The Middle East Policy of the New US Administration

Fatemeh Sadat Mirahmadi

In the present article that is derived from the report of Flynt Leverett, a professor of international affairs at Pennsylvania State University, entitled “the US foreign policy after 2016”, it is argued that the way Trump answers to the question whether the US efforts to establish its superiority in the Middle East is beneficial for the interests of the country or not, determines his approach vis-à-vis the Middle East and the issues like Syria, post JCPOA policies towards Iran as well as engaging with the established US allies such as Israel and Saudi Arabia.
According to Leverett, in spite of the fact that Barack Obama has tried to shift attention and resources from the Middle East to the whole of Asia to create a balance in the US geopolitical strategy, but the Middle East has been a priority of his foreign policy agenda and this region continues to require attention and resources by his successor.
Clinton used to believe in the superiority of the US foreign policy and was committed to continue the pursuit of supremacy in the Middle East.
The possible combination of Clinton’s administration was an indication of this fact that if Clinton became president, his policies in the Middle East could become more interventionist, more militarilized and more consistent with the interests of the traditional allies of the US and her approach towards Iran could be worse that the current situation under Obama’s administration.

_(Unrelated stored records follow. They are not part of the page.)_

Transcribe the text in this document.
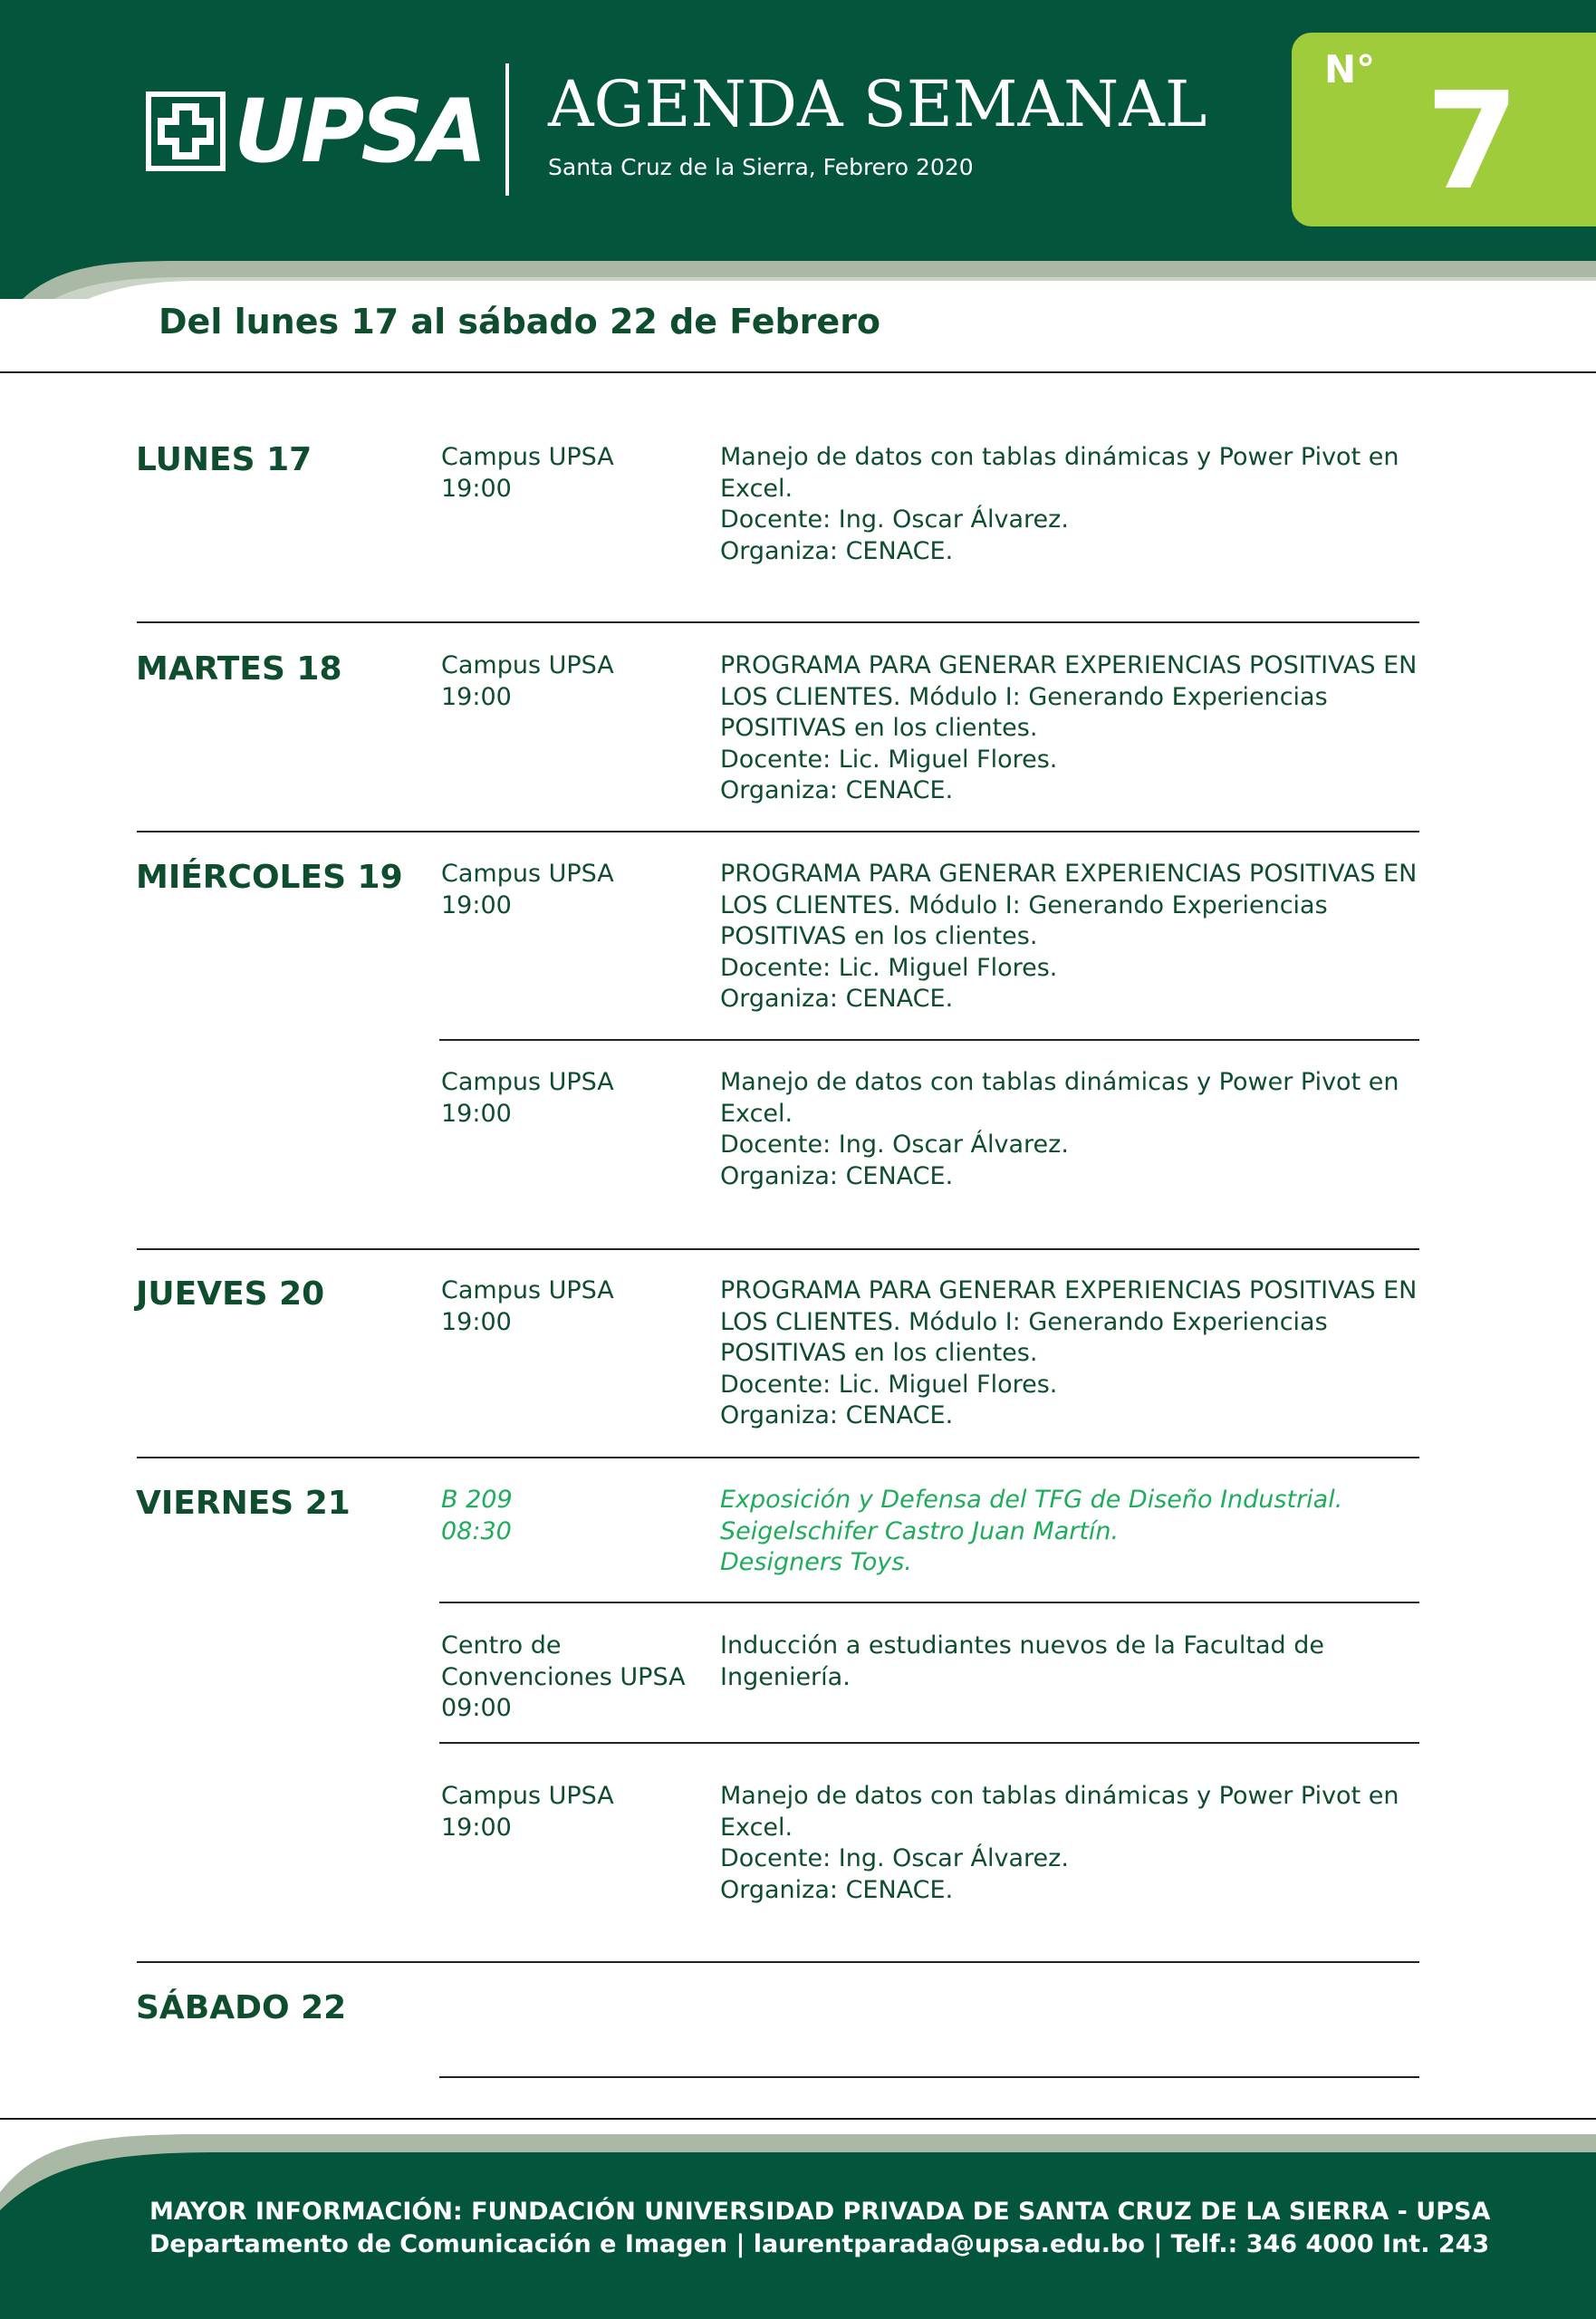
UPSA AGENDA SEMANAL
Santa Cruz de la Sierra, Febrero 2020
N° 7
Del lunes 17 al sábado 22 de Febrero
LUNES 17
MARTES 18
MIÉRCOLES 19
JUEVES 20
VIERNES 21
SÁBADO 22
Campus UPSA
19:00
Manejo de datos con tablas dinámicas y Power Pivot en Excel.
Docente: Ing. Oscar Álvarez.
Organiza: CENACE.
Campus UPSA
19:00
PROGRAMA PARA GENERAR EXPERIENCIAS POSITIVAS EN LOS CLIENTES. Módulo I: Generando Experiencias POSITIVAS en los clientes.
Docente: Lic. Miguel Flores.
Organiza: CENACE.
Campus UPSA
19:00
PROGRAMA PARA GENERAR EXPERIENCIAS POSITIVAS EN LOS CLIENTES. Módulo I: Generando Experiencias POSITIVAS en los clientes.
Docente: Lic. Miguel Flores.
Organiza: CENACE.
Campus UPSA
19:00
Manejo de datos con tablas dinámicas y Power Pivot en Excel.
Docente: Ing. Oscar Álvarez.
Organiza: CENACE.
Campus UPSA
19:00
PROGRAMA PARA GENERAR EXPERIENCIAS POSITIVAS EN LOS CLIENTES. Módulo I: Generando Experiencias POSITIVAS en los clientes.
Docente: Lic. Miguel Flores.
Organiza: CENACE.
B 209
08:30
Exposición y Defensa del TFG de Diseño Industrial.
Seigelschifer Castro Juan Martín.
Designers Toys.
Centro de
Convenciones UPSA
09:00
Inducción a estudiantes nuevos de la Facultad de Ingeniería.
Campus UPSA
19:00
Manejo de datos con tablas dinámicas y Power Pivot en Excel.
Docente: Ing. Oscar Álvarez.
Organiza: CENACE.
MAYOR INFORMACIÓN: FUNDACIÓN UNIVERSIDAD PRIVADA DE SANTA CRUZ DE LA SIERRA - UPSA
Departamento de Comunicación e Imagen | laurentparada@upsa.edu.bo | Telf.: 346 4000 Int. 243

While it may seem that Trump would find an alternative to Clinton’s commitment on the superiority of the US in the Middle East, but it is unclear whether Trump as president would be able to included this issue in a logical and coherent policy or not.
The influence of Trump neo-conservatives advisors in his administration and their tendency towards taking reckless reactions in certain circumstances, can lead Trump’s Middle East strategy towards military intervention.
It is less likely that Trump would see the US long-term allies such as Israel and Saudi Arabia as his partners for planning the US power in the region. He is probably more eager to question the seemingly unconditional US security relationship with them.
Instead of removing the Assad from power, Trump would probably give priority to the fight against the ISIS. He supports the intensification of the US military action aimed at removing ISIS, although he has not given any details in this respect.
A part of Trump’s criticism on the JCPOA is about the failure of the Obama administration to use the deal to create business opportunities for US companies in Iran. It is unlikely that Trump wishes to unilaterally withdraw from the JCPOA.
Trump’s self-image as a successful negotiator, may lead him to try to mediate between Israel and the Palestinians but it is unlikely that he forces them towards an agreement in a way that Israel’s strategic options become seriously limited.
During America’s new president, political risk emanating from the Middle East – especially for the Europe and Asia – would certainly grow more acute in several aspects.
Trump’s administration would be less receptive to the potentials of the US allies to influence the US Middle East policy. This also includes the question of requesting European powers to intervene in the region.